L'Exil, roman (35)
La nuit est un linceul d’encre. Une brume lourde s’étale sur la mer, avale les contours du monde, étouffe les torches vacillantes des pêcheurs attardés. Ovide, lui, reste sur la grève. Il ne dort plus depuis longtemps. L’insomnie est devenue une seconde peau, un silence qui le ronge de l’intérieur.

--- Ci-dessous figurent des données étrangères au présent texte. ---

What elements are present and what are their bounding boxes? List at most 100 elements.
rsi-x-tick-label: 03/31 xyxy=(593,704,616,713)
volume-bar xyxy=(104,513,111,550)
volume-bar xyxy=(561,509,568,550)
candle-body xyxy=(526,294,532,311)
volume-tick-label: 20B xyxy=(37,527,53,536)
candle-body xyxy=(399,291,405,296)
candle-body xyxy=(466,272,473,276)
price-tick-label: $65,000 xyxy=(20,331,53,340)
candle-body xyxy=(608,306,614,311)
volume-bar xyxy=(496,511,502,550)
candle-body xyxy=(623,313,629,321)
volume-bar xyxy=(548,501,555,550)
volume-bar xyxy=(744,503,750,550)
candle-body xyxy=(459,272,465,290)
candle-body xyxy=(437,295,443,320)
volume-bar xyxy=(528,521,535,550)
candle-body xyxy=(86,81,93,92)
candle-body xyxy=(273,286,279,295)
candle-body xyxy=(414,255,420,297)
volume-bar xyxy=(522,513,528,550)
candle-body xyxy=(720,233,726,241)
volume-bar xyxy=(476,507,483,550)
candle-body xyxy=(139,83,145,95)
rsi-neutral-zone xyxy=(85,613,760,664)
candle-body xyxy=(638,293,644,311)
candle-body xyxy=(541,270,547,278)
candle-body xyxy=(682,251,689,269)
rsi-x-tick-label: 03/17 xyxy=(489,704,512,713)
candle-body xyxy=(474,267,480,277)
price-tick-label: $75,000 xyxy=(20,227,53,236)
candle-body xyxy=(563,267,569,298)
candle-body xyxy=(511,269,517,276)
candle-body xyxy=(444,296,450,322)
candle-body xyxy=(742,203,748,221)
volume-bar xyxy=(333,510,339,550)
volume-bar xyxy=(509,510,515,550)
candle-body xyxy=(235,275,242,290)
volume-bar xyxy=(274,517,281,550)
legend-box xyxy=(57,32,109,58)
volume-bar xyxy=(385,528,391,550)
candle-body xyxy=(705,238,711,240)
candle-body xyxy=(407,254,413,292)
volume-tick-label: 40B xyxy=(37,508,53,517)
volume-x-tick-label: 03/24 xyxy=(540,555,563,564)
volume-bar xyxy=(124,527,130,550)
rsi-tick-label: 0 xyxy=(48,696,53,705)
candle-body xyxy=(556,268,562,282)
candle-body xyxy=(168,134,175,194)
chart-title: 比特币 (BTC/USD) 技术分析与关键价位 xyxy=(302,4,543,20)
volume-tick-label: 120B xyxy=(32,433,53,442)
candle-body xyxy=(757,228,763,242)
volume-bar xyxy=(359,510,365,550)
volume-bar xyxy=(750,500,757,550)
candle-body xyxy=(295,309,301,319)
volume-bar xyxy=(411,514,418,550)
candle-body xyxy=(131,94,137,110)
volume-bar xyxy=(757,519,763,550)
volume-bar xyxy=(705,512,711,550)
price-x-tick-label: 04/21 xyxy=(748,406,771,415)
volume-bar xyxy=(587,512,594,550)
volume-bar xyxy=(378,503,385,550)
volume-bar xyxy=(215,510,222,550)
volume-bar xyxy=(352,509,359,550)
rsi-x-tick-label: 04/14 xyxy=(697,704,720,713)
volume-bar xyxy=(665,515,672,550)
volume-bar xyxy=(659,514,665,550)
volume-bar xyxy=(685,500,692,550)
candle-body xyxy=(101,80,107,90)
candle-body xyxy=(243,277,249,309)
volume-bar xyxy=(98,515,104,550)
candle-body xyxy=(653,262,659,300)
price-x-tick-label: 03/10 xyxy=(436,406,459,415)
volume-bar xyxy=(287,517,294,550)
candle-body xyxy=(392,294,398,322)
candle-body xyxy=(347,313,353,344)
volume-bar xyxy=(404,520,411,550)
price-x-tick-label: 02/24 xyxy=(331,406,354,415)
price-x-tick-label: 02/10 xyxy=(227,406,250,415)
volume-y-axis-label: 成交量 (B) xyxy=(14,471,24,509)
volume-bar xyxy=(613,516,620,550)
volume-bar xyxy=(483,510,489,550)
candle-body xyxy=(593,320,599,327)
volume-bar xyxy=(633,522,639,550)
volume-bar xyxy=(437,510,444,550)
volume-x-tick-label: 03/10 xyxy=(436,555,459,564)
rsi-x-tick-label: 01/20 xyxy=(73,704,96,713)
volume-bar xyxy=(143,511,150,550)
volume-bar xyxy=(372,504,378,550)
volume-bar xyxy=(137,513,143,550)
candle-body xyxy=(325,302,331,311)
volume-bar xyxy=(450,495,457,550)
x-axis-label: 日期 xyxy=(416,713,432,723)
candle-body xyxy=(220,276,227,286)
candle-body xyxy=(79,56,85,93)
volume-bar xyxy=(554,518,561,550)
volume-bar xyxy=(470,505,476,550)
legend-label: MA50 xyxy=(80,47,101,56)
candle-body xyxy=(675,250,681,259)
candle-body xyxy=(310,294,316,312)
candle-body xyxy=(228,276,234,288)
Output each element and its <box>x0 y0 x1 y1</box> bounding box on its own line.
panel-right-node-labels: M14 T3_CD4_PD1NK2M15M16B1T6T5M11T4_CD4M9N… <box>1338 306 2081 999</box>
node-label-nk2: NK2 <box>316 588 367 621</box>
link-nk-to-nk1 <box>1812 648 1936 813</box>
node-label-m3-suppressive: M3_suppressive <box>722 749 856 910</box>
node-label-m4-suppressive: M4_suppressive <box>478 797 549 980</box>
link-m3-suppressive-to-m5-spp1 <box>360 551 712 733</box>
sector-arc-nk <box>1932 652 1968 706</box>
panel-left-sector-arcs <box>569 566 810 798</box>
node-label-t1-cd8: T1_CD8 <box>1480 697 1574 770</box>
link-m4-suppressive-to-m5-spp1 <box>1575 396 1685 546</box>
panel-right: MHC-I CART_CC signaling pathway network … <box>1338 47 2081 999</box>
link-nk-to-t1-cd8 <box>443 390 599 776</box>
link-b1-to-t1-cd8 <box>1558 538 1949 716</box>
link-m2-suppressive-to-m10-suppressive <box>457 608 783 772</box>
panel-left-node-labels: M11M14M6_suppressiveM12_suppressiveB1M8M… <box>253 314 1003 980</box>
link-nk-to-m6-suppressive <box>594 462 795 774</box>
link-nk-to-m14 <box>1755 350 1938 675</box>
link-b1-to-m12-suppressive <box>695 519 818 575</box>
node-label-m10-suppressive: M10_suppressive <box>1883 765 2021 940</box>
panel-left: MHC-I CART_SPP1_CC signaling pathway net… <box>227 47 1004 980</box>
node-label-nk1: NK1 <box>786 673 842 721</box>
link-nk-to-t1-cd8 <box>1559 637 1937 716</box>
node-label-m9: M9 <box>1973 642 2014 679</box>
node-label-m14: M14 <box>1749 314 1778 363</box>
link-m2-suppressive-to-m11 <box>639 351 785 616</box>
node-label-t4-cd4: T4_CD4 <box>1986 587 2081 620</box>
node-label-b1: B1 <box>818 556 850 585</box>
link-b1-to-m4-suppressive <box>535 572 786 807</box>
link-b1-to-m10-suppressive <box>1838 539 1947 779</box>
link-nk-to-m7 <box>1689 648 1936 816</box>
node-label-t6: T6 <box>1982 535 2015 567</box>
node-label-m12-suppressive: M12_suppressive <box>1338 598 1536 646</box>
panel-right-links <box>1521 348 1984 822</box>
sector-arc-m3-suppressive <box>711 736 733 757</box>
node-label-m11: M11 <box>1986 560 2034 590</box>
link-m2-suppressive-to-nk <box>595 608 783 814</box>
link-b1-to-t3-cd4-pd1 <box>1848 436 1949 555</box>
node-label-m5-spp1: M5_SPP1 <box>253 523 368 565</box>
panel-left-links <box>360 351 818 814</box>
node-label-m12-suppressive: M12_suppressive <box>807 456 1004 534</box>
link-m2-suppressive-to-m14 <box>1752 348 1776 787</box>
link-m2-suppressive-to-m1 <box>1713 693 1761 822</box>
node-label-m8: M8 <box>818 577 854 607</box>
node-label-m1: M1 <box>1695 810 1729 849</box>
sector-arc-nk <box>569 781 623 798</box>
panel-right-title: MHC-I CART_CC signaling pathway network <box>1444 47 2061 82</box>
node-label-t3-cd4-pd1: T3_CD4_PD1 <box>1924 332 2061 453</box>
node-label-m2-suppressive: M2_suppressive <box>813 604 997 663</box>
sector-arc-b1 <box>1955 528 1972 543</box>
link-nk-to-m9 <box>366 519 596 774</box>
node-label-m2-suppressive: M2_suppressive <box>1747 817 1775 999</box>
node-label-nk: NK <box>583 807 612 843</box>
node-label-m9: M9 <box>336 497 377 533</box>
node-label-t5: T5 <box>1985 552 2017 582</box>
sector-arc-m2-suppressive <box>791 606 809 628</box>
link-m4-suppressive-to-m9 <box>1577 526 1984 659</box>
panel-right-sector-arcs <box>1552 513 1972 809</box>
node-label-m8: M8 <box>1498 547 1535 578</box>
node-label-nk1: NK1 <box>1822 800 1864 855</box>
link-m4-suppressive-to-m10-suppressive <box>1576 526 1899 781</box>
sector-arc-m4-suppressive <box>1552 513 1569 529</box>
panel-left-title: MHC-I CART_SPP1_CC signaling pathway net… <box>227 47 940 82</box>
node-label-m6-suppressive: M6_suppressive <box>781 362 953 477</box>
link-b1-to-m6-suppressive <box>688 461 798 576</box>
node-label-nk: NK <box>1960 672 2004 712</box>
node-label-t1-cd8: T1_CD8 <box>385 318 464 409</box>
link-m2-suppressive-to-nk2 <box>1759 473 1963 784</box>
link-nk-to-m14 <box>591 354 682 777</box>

Ce soir-là, il lève les yeux et les voit.
Une procession.
Des silhouettes avancent sur la plage, lentes, silencieuses, égrainant des ombres sur le sable noir. Elles ne laissent pas de traces derrière elles. Pas d’empreintes, pas de poids. Comme si elles ne touchaient pas vraiment la terre.
Elles marchent vers la mer.
Ovide se fige. Son souffle se brise dans sa gorge. Les formes sont floues, leurs visages indistincts, mais il sent une familiarité insidieuse s’enrouler autour de lui. Il connaît ces gens.
Il ose un pas en avant. Puis un autre.
Un vent inexistant glisse contre sa peau. Il frissonne.
Alors, il reconnaît le premier visage.
C’est Macer, son ami d’enfance. Il se souvient de ses éclats de rire sous les portiques de Rome, de ses vers scandés dans des banquets enflammés. Mais Macer est mort depuis des années.
Derrière lui, il voit Properce, le poète, le frère d’âme. Puis Tibulle, le doux, le mélancolique.
Ses pairs. Ses compagnons de rimes et de nuits déchirées.
Ils marchent sans le voir.
Ovide veut crier, les appeler. Mais sa gorge est nouée. Les noms ne franchissent pas ses lèvres.
Puis il distingue d’autres visages.
Sa mère, aux yeux bordés de fatigue, ceux d’une femme qui a trop attendu. Son père, droit comme un pilier, le regard grave.
Ils avancent, eux aussi. Indifférents. Oubliés.
Rome marche vers la mer.
Ovide court.
Il traverse la plage, trébuche, s’accroche à l’air comme un noyé. Il veut les toucher, leur dire qu’il est là, qu’il se souvient d’eux, qu’ils ne sont pas que des ombres.
Mais à chaque pas, ils s’éloignent.
Les premiers ont déjà atteint l’eau. Elle ne les arrête pas. Elle les engloutit sans une ride, sans un frisson. Ils avancent, et la mer les prend, lentement, docilement, comme une mère retrouvant ses enfants.
Ovide tend une main.
— Attendez !
Pas un regard. Pas un cri. Seulement le bruissement de l’eau qui avale leur passage.
Bientôt, il ne reste plus rien.
Au matin, la plage est vide.
Le soleil émerge, pâle, lavé par la nuit. Ovide regarde autour de lui, cherche une trace, une preuve qu’il n’a pas rêvé.
Puis il l’aperçoit.
Une inscription, gravée dans le sable, là où la mer a reculé. Des mots tracés à la hâte, une phrase brisée par les vagues.
"Nous aussi, nous avons été oubliés."
Ovide recule. Ses jambes tremblent.
Puis une vague monte. Efface tout.
Comme si rien n’avait jamais existé.
Comme si la mémoire elle-même pouvait se dissoudre.